I am trying to make a python program that downloads and XLS file from a website, in this case website is: https://www.blackrock.com/uk/individual/products/291392/, and loads it as a dataframe in pandas, with the correct data structure.
The issue is that when I try to load it via pandas, it gives me an error: XLRDError: Unsupported format, or corrupt file: Expected BOF record; found b'\xef\xbb\xbf\xef\xbb\xbf<?'
I am not quite sure what is causing this error, but presumable something with the file. I can open the file in Excel, even though I get a warning that the file and the file extension do not match, and that the file might be dangerous etc. If I click yes to opening it anyway, it opens up with data displayed correctly. If I use Excel to save the file as .xlsx i can open it in pandas, but I would rather a solution that didn't require manually opening Excel and saving the file.
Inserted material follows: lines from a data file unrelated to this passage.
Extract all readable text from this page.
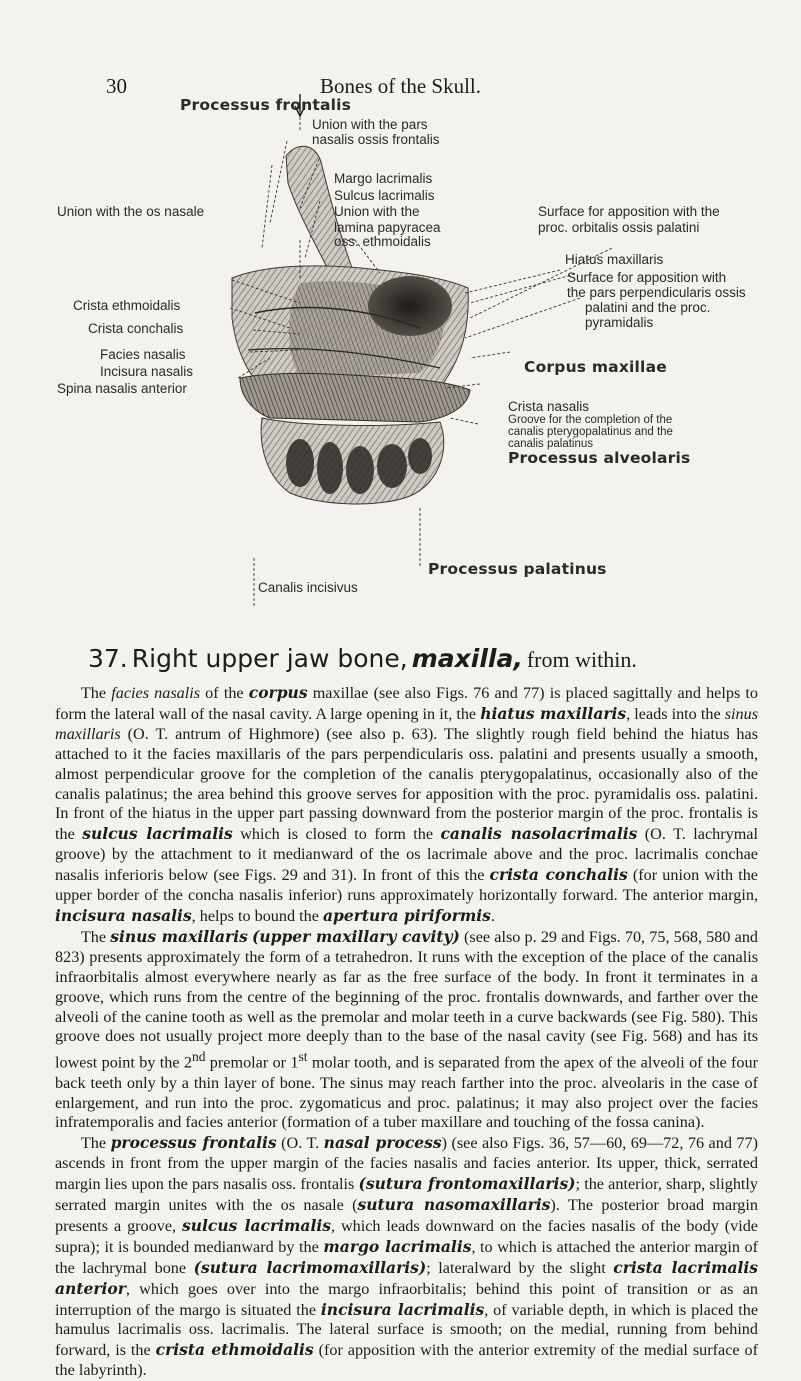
30	Bones of the Skull.
Processus frontalis
Union with the pars
nasalis ossis frontalis
Margo lacrimalis
Sulcus lacrimalis
Union with the
lamina papyracea
oss. ethmoidalis
Union with the os nasale	Surface for apposition with the
proc. orbitalis ossis palatini
Hiatus maxillaris
Surface for apposition with
the pars perpendicularis ossis
palatini and the proc.
pyramidalis
Crista ethmoidalis
Crista conchalis
Facies nasalis
Incisura nasalis
Spina nasalis anterior
Corpus maxillae
Crista nasalis
Groove for the completion of the
canalis pterygopalatinus and the
canalis palatinus
Processus alveolaris
Processus palatinus
Canalis incisivus
37. Right upper jaw bone, maxilla, from within.

The facies nasalis of the corpus maxillae (see also Figs. 76 and 77) is placed sagittally and helps to form the lateral wall of the nasal cavity. A large opening in it, the hiatus maxillaris, leads into the sinus maxillaris (O. T. antrum of Highmore) (see also p. 63). The slightly rough field behind the hiatus has attached to it the facies maxillaris of the pars perpendicularis oss. palatini and presents usually a smooth, almost perpendicular groove for the completion of the canalis pterygopalatinus, occasionally also of the canalis palatinus; the area behind this groove serves for apposition with the proc. pyramidalis oss. palatini. In front of the hiatus in the upper part passing downward from the posterior margin of the proc. frontalis is the sulcus lacrimalis which is closed to form the canalis nasolacrimalis (O. T. lachrymal groove) by the attachment to it medianward of the os lacrimale above and the proc. lacrimalis conchae nasalis inferioris below (see Figs. 29 and 31). In front of this the crista conchalis (for union with the upper border of the concha nasalis inferior) runs approximately horizontally forward. The anterior margin, incisura nasalis, helps to bound the apertura piriformis.

The sinus maxillaris (upper maxillary cavity) (see also p. 29 and Figs. 70, 75, 568, 580 and 823) presents approximately the form of a tetrahedron. It runs with the exception of the place of the canalis infraorbitalis almost everywhere nearly as far as the free surface of the body. In front it terminates in a groove, which runs from the centre of the beginning of the proc. frontalis downwards, and farther over the alveoli of the canine tooth as well as the premolar and molar teeth in a curve backwards (see Fig. 580). This groove does not usually project more deeply than to the base of the nasal cavity (see Fig. 568) and has its lowest point by the 2nd premolar or 1st molar tooth, and is separated from the apex of the alveoli of the four back teeth only by a thin layer of bone. The sinus may reach farther into the proc. alveolaris in the case of enlargement, and run into the proc. zygomaticus and proc. palatinus; it may also project over the facies infratemporalis and facies anterior (formation of a tuber maxillare and touching of the fossa canina).

The processus frontalis (O. T. nasal process) (see also Figs. 36, 57—60, 69—72, 76 and 77) ascends in front from the upper margin of the facies nasalis and facies anterior. Its upper, thick, serrated margin lies upon the pars nasalis oss. frontalis (sutura frontomaxillaris); the anterior, sharp, slightly serrated margin unites with the os nasale (sutura nasomaxillaris). The posterior broad margin presents a groove, sulcus lacrimalis, which leads downward on the facies nasalis of the body (vide supra); it is bounded medianward by the margo lacrimalis, to which is attached the anterior margin of the lachrymal bone (sutura lacrimomaxillaris); lateralward by the slight crista lacrimalis anterior, which goes over into the margo infraorbitalis; behind this point of transition or as an interruption of the margo is situated the incisura lacrimalis, of variable depth, in which is placed the hamulus lacrimalis oss. lacrimalis. The lateral surface is smooth; on the medial, running from behind forward, is the crista ethmoidalis (for apposition with the anterior extremity of the medial surface of the labyrinth).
I have tried renaming the file extension to xlsx, but this does not work, as it won't allow me to open the file with that extension. I have tried many different extension, but non of them bite - unfortunately.
I am at a loss.
I hope, you can help.
EDIT: The code I use is:
download_path = 'https://www.blackrock.com/uk/individual/products/291392/fund/1527484370694.ajax?fileType=xls&fileName=iShares-MSCI-World-SRI-UCITS-ETF-USD-Dist_fund&dataType=fund'
testing = pd.read_excel(download_path, engine='xlrd', sheet_name = 'Holdings', skiprows = 3)